Top Senate negotiators Tuesday agreed to the details of a much-anticipated gun bill and released its text as they seek to take action in the wake of recent mass shootings.
A group including Sens. John Cornyn, R-Texas, and Chris Murphy, D-Conn., Thom Tillis, R-N.C., and Kyrsten Sinema, D-Ariz., completed work on the text of a bill Tuesday, Cornyn said on the Senate floor. The senators' offices released it shortly thereafter.
"Today, we finalized bipartisan, commonsense legislation to protect America’s children, keep our schools safe, and reduce the threat of violence across our country," they said in a statement. "Our legislation will save lives and will not infringe on any law-abiding American’s Second Amendment rights. We look forward to earning broad, bipartisan support and passing our commonsense legislation into law."

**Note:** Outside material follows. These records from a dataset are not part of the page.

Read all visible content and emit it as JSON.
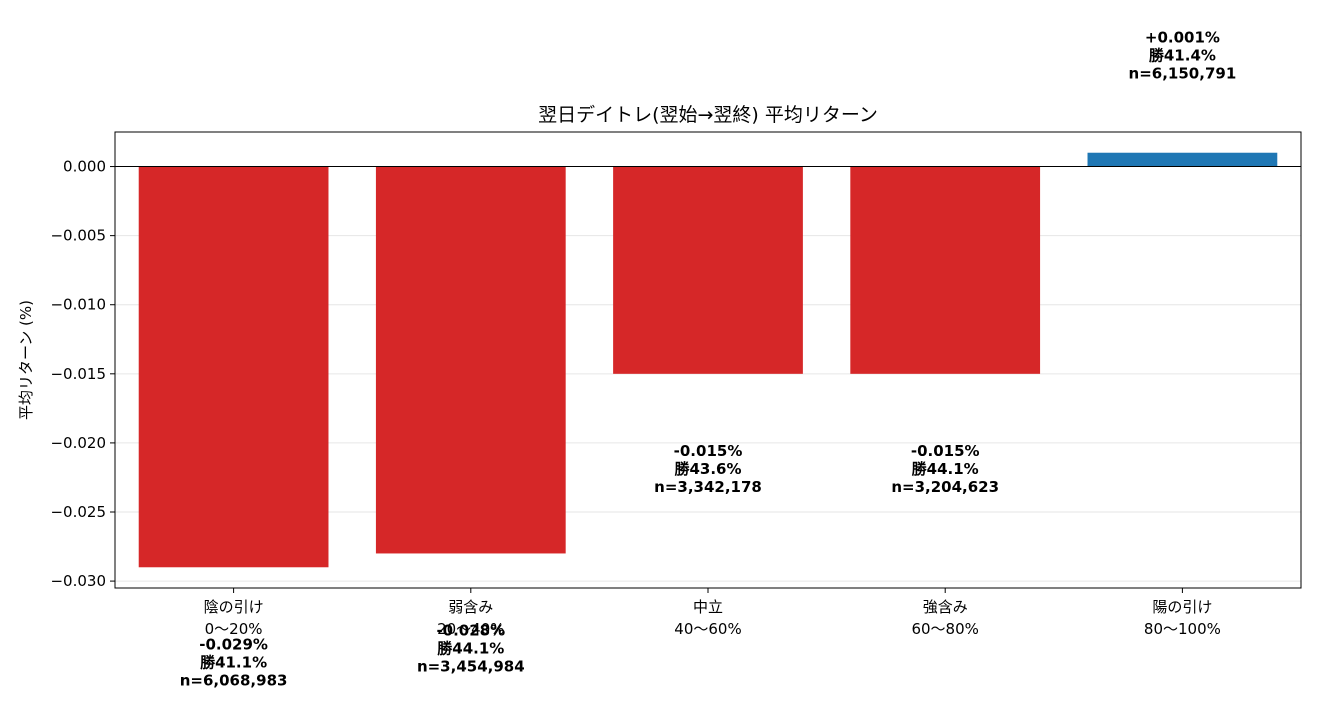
{
  "chart_data": {
    "type": "bar",
    "title": "翌日デイトレ(翌始→翌終) 平均リターン",
    "xlabel": "",
    "ylabel": "平均リターン (%)",
    "categories": [
      [
        "陰の引け",
        "0〜20%"
      ],
      [
        "弱含み",
        "20〜40%"
      ],
      [
        "中立",
        "40〜60%"
      ],
      [
        "強含み",
        "60〜80%"
      ],
      [
        "陽の引け",
        "80〜100%"
      ]
    ],
    "values": [
      -0.029,
      -0.028,
      -0.015,
      -0.015,
      0.001
    ],
    "bar_labels": [
      [
        "-0.029%",
        "勝41.1%",
        "n=6,068,983"
      ],
      [
        "-0.028%",
        "勝44.1%",
        "n=3,454,984"
      ],
      [
        "-0.015%",
        "勝43.6%",
        "n=3,342,178"
      ],
      [
        "-0.015%",
        "勝44.1%",
        "n=3,204,623"
      ],
      [
        "+0.001%",
        "勝41.4%",
        "n=6,150,791"
      ]
    ],
    "bar_colors": [
      "#d62728",
      "#d62728",
      "#d62728",
      "#d62728",
      "#1f77b4"
    ],
    "ylim": [
      -0.0305,
      0.0025
    ],
    "yticks": [
      0.0,
      -0.005,
      -0.01,
      -0.015,
      -0.02,
      -0.025,
      -0.03
    ],
    "ytick_labels": [
      "0.000",
      "−0.005",
      "−0.010",
      "−0.015",
      "−0.020",
      "−0.025",
      "−0.030"
    ],
    "grid": "y",
    "zero_line": true,
    "legend": "none"
  }
}
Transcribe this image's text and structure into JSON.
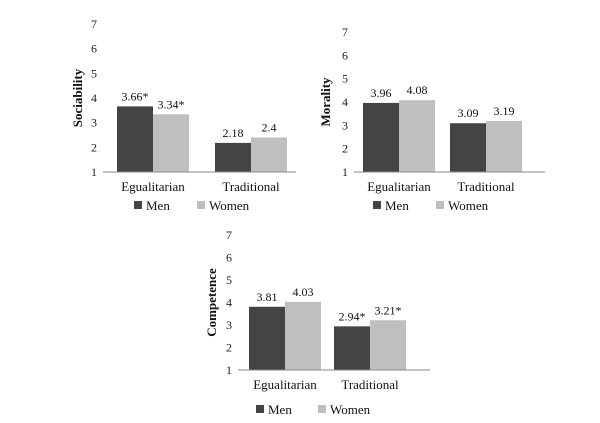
{
  "legend": {
    "men": "Men",
    "women": "Women"
  },
  "colors": {
    "men": "#444444",
    "women": "#bfbfbf",
    "axis": "#888888"
  },
  "chart_data": [
    {
      "type": "bar",
      "ylabel": "Sociability",
      "ylim": [
        1,
        7
      ],
      "yticks": [
        "1",
        "2",
        "3",
        "4",
        "5",
        "6",
        "7"
      ],
      "categories": [
        "Egualitarian",
        "Traditional"
      ],
      "series": [
        {
          "name": "Men",
          "values": [
            3.66,
            2.18
          ],
          "labels": [
            "3.66*",
            "2.18"
          ]
        },
        {
          "name": "Women",
          "values": [
            3.34,
            2.4
          ],
          "labels": [
            "3.34*",
            "2.4"
          ]
        }
      ],
      "legend_position": "bottom",
      "grid": false
    },
    {
      "type": "bar",
      "ylabel": "Morality",
      "ylim": [
        1,
        7
      ],
      "yticks": [
        "1",
        "2",
        "3",
        "4",
        "5",
        "6",
        "7"
      ],
      "categories": [
        "Egualitarian",
        "Traditional"
      ],
      "series": [
        {
          "name": "Men",
          "values": [
            3.96,
            3.09
          ],
          "labels": [
            "3.96",
            "3.09"
          ]
        },
        {
          "name": "Women",
          "values": [
            4.08,
            3.19
          ],
          "labels": [
            "4.08",
            "3.19"
          ]
        }
      ],
      "legend_position": "bottom",
      "grid": false
    },
    {
      "type": "bar",
      "ylabel": "Competence",
      "ylim": [
        1,
        7
      ],
      "yticks": [
        "1",
        "2",
        "3",
        "4",
        "5",
        "6",
        "7"
      ],
      "categories": [
        "Egualitarian",
        "Traditional"
      ],
      "series": [
        {
          "name": "Men",
          "values": [
            3.81,
            2.94
          ],
          "labels": [
            "3.81",
            "2.94*"
          ]
        },
        {
          "name": "Women",
          "values": [
            4.03,
            3.21
          ],
          "labels": [
            "4.03",
            "3.21*"
          ]
        }
      ],
      "legend_position": "bottom",
      "grid": false
    }
  ]
}
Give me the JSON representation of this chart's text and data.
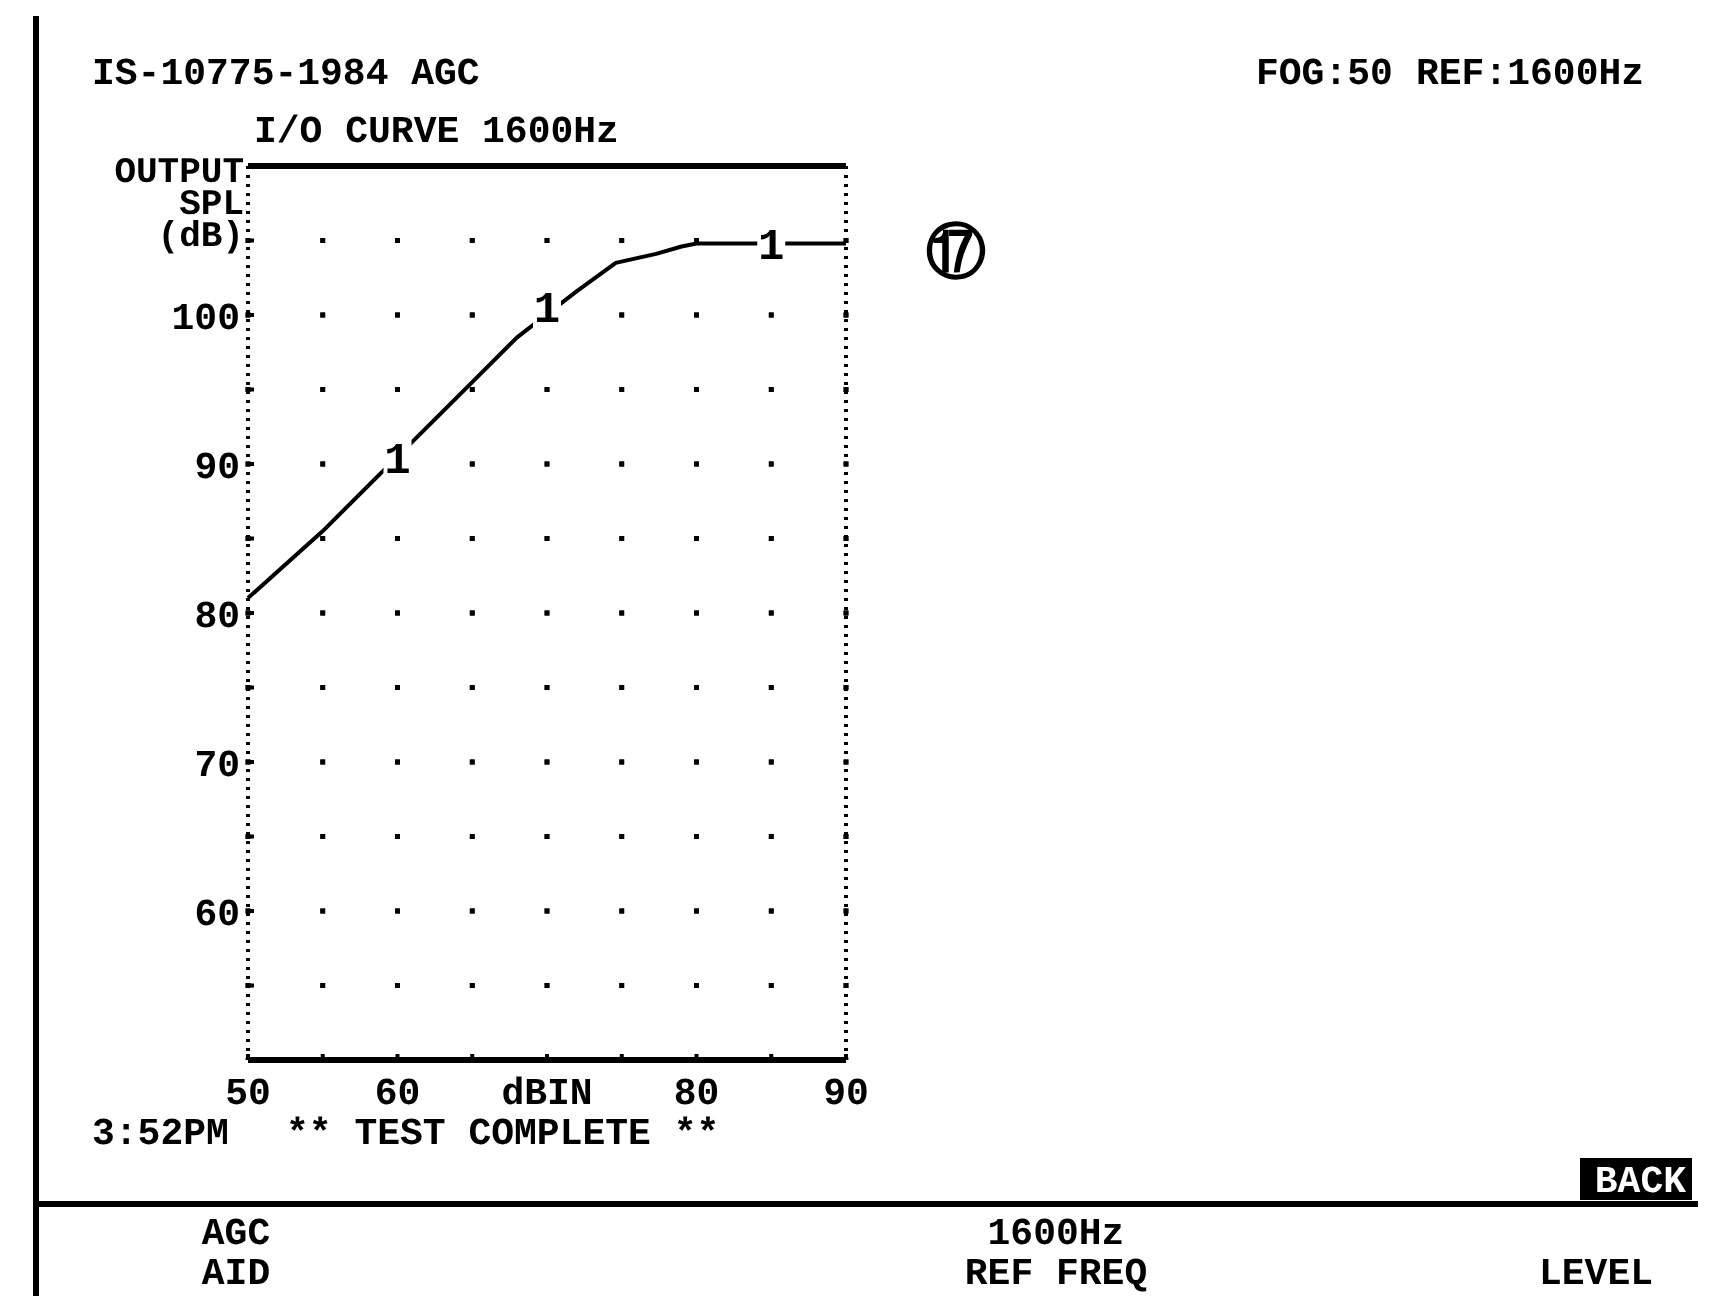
{
  "chart_data": {
    "type": "line",
    "title": "IS-10775-1984   AGC",
    "subtitle": "I/O CURVE  1600Hz",
    "ylabel": "OUTPUT\nSPL\n(dB)",
    "xlabel": "dBIN",
    "xlim": [
      50,
      90
    ],
    "ylim": [
      50,
      110
    ],
    "xticks": [
      50,
      {
        "value": 55,
        "label": null
      },
      60,
      {
        "value": 65,
        "label": null
      },
      {
        "value": 70,
        "label": null
      },
      {
        "value": 75,
        "label": null
      },
      80,
      {
        "value": 85,
        "label": null
      },
      90
    ],
    "yticks": [
      {
        "value": 55,
        "label": null
      },
      60,
      {
        "value": 65,
        "label": null
      },
      70,
      {
        "value": 75,
        "label": null
      },
      80,
      {
        "value": 85,
        "label": null
      },
      90,
      {
        "value": 95,
        "label": null
      },
      100,
      {
        "value": 105,
        "label": null
      }
    ],
    "grid": true,
    "marker": "none",
    "line_style": "solid",
    "series": [
      {
        "color": "#000000",
        "x": [
          50,
          55,
          65,
          68,
          72,
          74.6,
          77.3,
          79,
          80,
          90
        ],
        "values": [
          81,
          85.5,
          95.5,
          98.5,
          101.6,
          103.5,
          104.1,
          104.6,
          104.8,
          104.8
        ]
      }
    ],
    "annotations": [
      {
        "text": "1",
        "x": 60,
        "y": 90.5
      },
      {
        "text": "1",
        "x": 70,
        "y": 100.6
      },
      {
        "text": "1",
        "x": 85,
        "y": 104.8
      },
      "⑰",
      "FOG:50",
      "REF:1600Hz",
      "3:52PM",
      "** TEST COMPLETE **",
      "BACK",
      "AGC\nAID",
      "1600Hz\nREF FREQ",
      "LEVEL"
    ]
  }
}
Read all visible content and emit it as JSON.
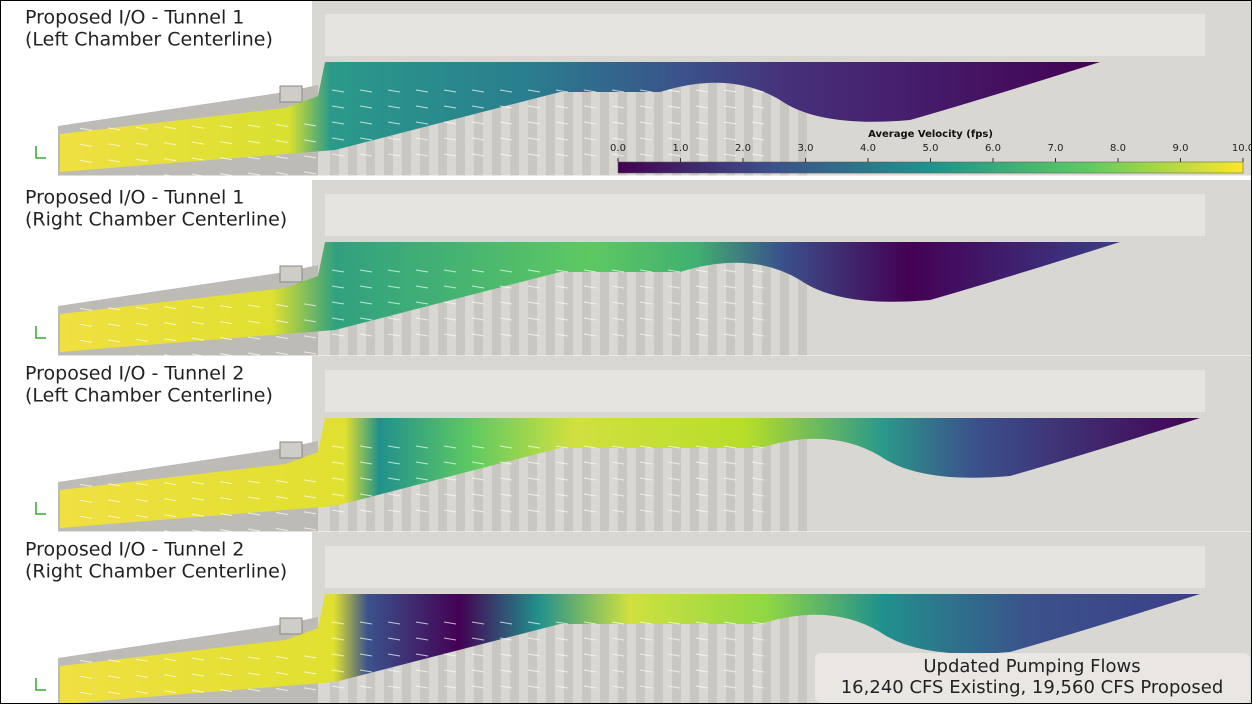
{
  "panels": [
    {
      "title": [
        "Proposed I/O - Tunnel 1",
        "(Left Chamber Centerline)"
      ]
    },
    {
      "title": [
        "Proposed I/O - Tunnel 1",
        "(Right Chamber Centerline)"
      ]
    },
    {
      "title": [
        "Proposed I/O - Tunnel 2",
        "(Left Chamber Centerline)"
      ]
    },
    {
      "title": [
        "Proposed I/O - Tunnel 2",
        "(Right Chamber Centerline)"
      ]
    }
  ],
  "colorbar": {
    "title": "Average Velocity (fps)",
    "range": [
      0,
      10
    ],
    "ticks": [
      {
        "value": 0,
        "label": "0.0"
      },
      {
        "value": 1,
        "label": "1.0"
      },
      {
        "value": 2,
        "label": "2.0"
      },
      {
        "value": 3,
        "label": "3.0"
      },
      {
        "value": 4,
        "label": "4.0"
      },
      {
        "value": 5,
        "label": "5.0"
      },
      {
        "value": 6,
        "label": "6.0"
      },
      {
        "value": 7,
        "label": "7.0"
      },
      {
        "value": 8,
        "label": "8.0"
      },
      {
        "value": 9,
        "label": "9.0"
      },
      {
        "value": 10,
        "label": "10.0"
      }
    ]
  },
  "note": [
    "Updated Pumping Flows",
    "16,240 CFS Existing, 19,560 CFS Proposed"
  ]
}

Those four were part of a larger group including 10 Republicans and 10 Democrats who agreed to a framework of "principles" earlier this month. Speaking on the Senate floor late Tuesday afternoon, Cornyn said that he believes as those senators see the bill they will "see that the text supports these principles."
The bill immediately garnered further bipartisan support, and cleared a procedural vote Tuesday night 64-34.
"I support the bill text that Senator Cornyn and our colleagues have produced," Senate Minority Leader Mitch McConnell, R-Ky., said. "For years, the far left falsely claimed that Congress could only address the terrible issue of mass murders by trampling on law-abiding Americans’ constitutional rights. This bill proves that false."
McConnell added: "Our colleagues have put together a commonsense package of popular steps that will help make these horrifying incidents less likely while fully upholding the Second Amendment rights of law-abiding citizens."
"This bipartisan gun-safety legislation is progress and will save lives. While it is not everything we want, this legislation is urgently needed," Senate Majority Leader Chuck Schumer, D-N.Y., said. "I will now put this life-saving legislation on the Senate floor for a vote, with an initial procedural vote as soon as tonight and, following that, we will move to final passage as quickly as possible."
While enough Senate Republicans votede for the bill in a procedural vote Tuesday, not all conservatives are backing it.
The National Rifle Association issued a statement of opposition. "We will oppose this gun control legislation because it falls short on every level," the group said. "It does little to truly address violent crime while opening the door to unnecessary burdens on the exercise of Second Amendment freedom by law-abiding gun owners."
"I do not support this legislation and will continue to vote against it," Senate Republican Conference Chair John Barrasso, R-Wyo., said. "As a senator from Wyoming, I know the meaning of the Second Amendment. I will not vote for any legislation that would jeopardize the Second Amendment rights of law-abiding citizens."
The breakthrough Tuesday came after the negotiators struggled with multiple hurdles during their negotiations.
The details of who would be barred from owning a firearm to close the "boyfriend loophole" on domestic violence offenders, and the details of how the federal government would encourage state red flag laws, led to delays last week.
Then, after optimism that the bill would be released Monday, a last-second hangup on the Hyde Amendment appeared to push back the release a little longer.
But with the July 4 recess bearing down and senators itching to take some action before leaving town, senators finally agreed on all the details and released the text.
The "boyfriend loophole" is what critics see as a blind spot in federal law that prevents convicted domestic violence offenders who aren't married from having their gun rights revoked. The bill would add people in a "dating relationship" to those who could lose their gun rights for committing domestic violence.
The bill defines a "dating relationship" as "a relationship between individuals who have or have recently had a continuing serious relationship of a romantic or intimate nature." That relationship would be determined based on "the length of the relationship… the nature of the relationship… the frequency and the type of interaction between the individuals."
The bill says a "casual acquaintanceship or ordinary fraternization in a business or social context does not constitute a dating relationship."
In what Republicans considered a win, a person convicted of misdemeanor domestic violence would get their gun rights back after five years.
It will likely take until later this week or the weekend before the bill clears the Senate, if it has the votes to pass.
It is not clear whether the Democrat-controlled House of Representatives will be able to pass the bill before July 4, but Speaker Nancy Pelosi, D-Calif., has indicated that her members would pass it even if the Senate bill does not go as far as Democrats want.